Saudara-Saudara pendengar yang kami kasihi, di mana pun anda berada. Anda kembali bersama kami dalam acara TELAGA (Tegur Sapa Gembala Keluarga). Saya Gunawan Santoso dari Lembaga Bina Keluarga Kristen atau LBKK akan berbincang-bincang dengan Bp. Pdt. Dr. Paul Gunadi, beliau adalah seorang pakar dalam bidang konseling. Perbincangan kami kali ini tentang “Sikap Hidup Reaktif". Kami percaya acara ini pasti bermanfaat bagi kita sekalian dan dari studio kami mengucapkan selamat mengikuti.
GS : Pak Paul, yang dikatakan sikap hidup reaktif itu seperti apa ?

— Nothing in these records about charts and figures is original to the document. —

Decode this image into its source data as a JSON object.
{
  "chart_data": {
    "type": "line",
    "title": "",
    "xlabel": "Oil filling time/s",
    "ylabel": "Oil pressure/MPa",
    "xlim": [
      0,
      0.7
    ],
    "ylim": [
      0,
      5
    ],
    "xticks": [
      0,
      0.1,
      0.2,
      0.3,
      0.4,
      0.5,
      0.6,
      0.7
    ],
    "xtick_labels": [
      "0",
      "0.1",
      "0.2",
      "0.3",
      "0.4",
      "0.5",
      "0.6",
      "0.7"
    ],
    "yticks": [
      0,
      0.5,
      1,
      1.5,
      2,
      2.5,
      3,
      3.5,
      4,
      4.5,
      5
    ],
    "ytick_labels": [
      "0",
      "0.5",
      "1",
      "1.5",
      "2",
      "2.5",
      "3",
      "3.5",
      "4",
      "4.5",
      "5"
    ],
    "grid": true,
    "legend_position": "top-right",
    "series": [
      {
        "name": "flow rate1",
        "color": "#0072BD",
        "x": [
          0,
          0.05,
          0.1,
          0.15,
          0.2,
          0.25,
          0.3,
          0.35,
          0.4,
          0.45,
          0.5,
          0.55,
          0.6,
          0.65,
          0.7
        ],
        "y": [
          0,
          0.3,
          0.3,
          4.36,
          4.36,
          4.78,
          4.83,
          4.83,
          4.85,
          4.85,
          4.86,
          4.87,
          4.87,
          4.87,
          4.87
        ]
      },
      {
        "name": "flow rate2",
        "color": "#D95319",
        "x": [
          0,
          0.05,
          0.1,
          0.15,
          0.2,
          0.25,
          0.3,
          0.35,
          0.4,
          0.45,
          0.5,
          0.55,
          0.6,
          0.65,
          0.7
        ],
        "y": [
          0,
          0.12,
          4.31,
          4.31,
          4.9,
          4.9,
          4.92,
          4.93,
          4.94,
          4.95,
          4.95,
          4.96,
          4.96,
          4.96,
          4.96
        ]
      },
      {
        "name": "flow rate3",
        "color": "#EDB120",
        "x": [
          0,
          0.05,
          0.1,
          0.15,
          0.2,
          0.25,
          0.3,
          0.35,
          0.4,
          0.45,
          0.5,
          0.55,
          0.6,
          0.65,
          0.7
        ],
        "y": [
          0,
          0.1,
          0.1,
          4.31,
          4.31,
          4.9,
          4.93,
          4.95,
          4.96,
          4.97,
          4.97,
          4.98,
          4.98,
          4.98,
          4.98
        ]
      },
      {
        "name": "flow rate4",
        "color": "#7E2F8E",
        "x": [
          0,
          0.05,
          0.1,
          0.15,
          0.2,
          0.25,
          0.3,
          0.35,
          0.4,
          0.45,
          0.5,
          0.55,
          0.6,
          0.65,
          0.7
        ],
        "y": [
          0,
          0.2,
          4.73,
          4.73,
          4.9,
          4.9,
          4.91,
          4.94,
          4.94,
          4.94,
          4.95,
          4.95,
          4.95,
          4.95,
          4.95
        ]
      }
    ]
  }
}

PG : Sikap hidup reaktif adalah sikap hidup yang berorientasi pada orang di sekitar dimana bukan saja orang di sekitar menjadi fokus utama perhatian kita, tapi juga menjadi penggerak atau penyebab perilaku kita. Sudah tentu kita semua terpengaruh oleh kondisi lingkungan dan tanggapan yang kita terima dari orang, namun seyogianya di dalam jiwa yang sehat perilaku kita bukan saja dipengaruhi oleh sikap atau tindakan orang, tapi juga oleh pilihan pribadi yang kita ambil berdasarkan nilai yang kita miliki. Bila kita memunyai sikap hidup yang reaktif mudah sekali kita terpengaruh oleh sikap dan perilaku pasangan, misalnya bila pasangan menunjukkan sedikit saja perubahan emosi atau berwajah muram kita langsung turut terpengaruh, sebaliknya jika pasangan memerlihatkan sikap yang menyenangkan dengan cepat kita terbawa oleh suasana yang ceria itu. Singkat kata, sikap reaktif memerlihatkan bahwa kekuatan dalam diri sesungguhnya lemah dan kita akhirnya kurang berinisiatif dan cenderung ikut arus, kita tidak tahu apa yang kita inginkan atau yang tidak kita inginkan, kita hanya melihat tindakan pasangan dan memberi reaksi terhadap apa yang dilakukannya dan apa yang dipilihnya.
GS : Sikap hidup reaktif ini banyak dipengaruhi oleh pengalaman masa kecilnya atau dipengaruhi oleh lingkungannya, Pak Paul ?
PG : Biasanya berawal dari masa kecil, misalnya kita dibesarkan dalam rumah tangga, dalam keluarga dimana orang tua kita memunyai tuntutan yang sangat tinggi, marah-marah kalau kita tidak berhasil memenuhi tuntutannya. Jadi kita senantiasa harus berjaga-jaga, harus berusaha sebaik-baiknya melakukan apa yang dikehendaki oleh orang tua kita. Sikap hidup yang berkembang dari masa kecil seperti ini adalah biasanya sikap hidup reaktif. Jadi kita selalu memerhatikan orang, orang menuntut kita apa, karena kita terkondisikan sejak kecil sehingga setelah kita besar mata kita terus melihat apakah orang setuju atau suka, raut wajahnya orang suka atau tidak. Jadi akhirnya mata terus tertuju kepada orang dan yang lebih buruk adalah akhirnya kita cepat melihat kesalahan orang, kalau orang tidak melakukan seperti yang kita harapkan karena sekali lagi mata kita tidak terlatih melihat diri sendiri dan hanya melihat orang saja, akhirnya perilaku kita sebetulnya hanyalah reaksi terhadap apa yang orang lain katakan.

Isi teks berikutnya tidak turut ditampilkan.